We saw earlier that the sun is the primary source of heat for the Earth's surface. What has it been doing? Can it explain the current warming? For much of geological time, yes, rises and falls of temperature tie in very well with solar activity. But not recently. The sun has been very quiet. In the last 35 years, solar output and Earth's temperature have been diverging. While the trend was increasing solar output from the start of the twentieth century to about 1960, subsequently the sun's output has been in decline. In 2009 the total solar output was the lowest recorded in over 100 years. The sun, far from heating our planet, may actually lead to a reduction in the consequences of our increasing the CO2 levels of the atmosphere. There is even talk in the astronomical community that the next solar cycle might not even occur.
How can we tell what the sun was doing thousands of years ago? That takes us back to Carbon 14 and Beryllium-10. These are stored in the carbon taken up by living things (giving us Carbon dating) in the case of Carbon 14 and locked in ice cores and sediments, in the case of Beryllium 10. 10B has a half life of one and a half million years before decaying into Boron 10. This means that measuring the ratio of 10B to 10Be means we can see what the sun was doing millions of years into the past. This is because the formation of 10Be is the result of cosmic rays causing a nuclear reaction between Nitrogen and Oxygen in the air. Cosmic ray levels depend upon the levels of the solar wind. This means we can get a good idea of what the solar wind was like over long periods and hence the output of the sun.
There is one other piece of evidence that indicates that it is a change in the atmosphere that is causing warming rather than any other influence and that is night time temperatures. The difference between day and night time temperatures is falling.
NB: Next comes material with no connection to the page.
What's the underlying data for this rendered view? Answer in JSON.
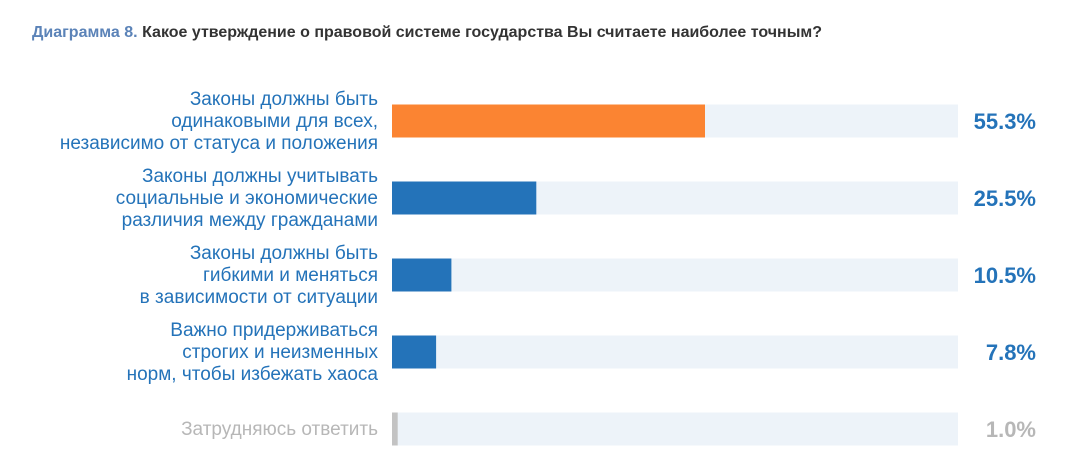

Since there is no extra heat being put into Earth's climate system just at night, the logical conclusion is that the atmosphere is simply not releasing the heat accumulated during the day as swiftly as it once did.
In conclusion then, it is entirely reasonable to conclude, upon the basics of the laws of physics, that human increases in the levels of CO2 are causing the temperature to continue to rise. The Earth has indeed had natural cycles of warming that have exceeded those seen today. But those cycles do not just happen out of no where. They are not unexplained. There are reasons. These reasons do not apply now. While science can not tell us all the details, all the evidence points to increasing CO2 levels being the primary cause of recent and continued warming. There is no alternative hypothesis which accounts for all the evidence.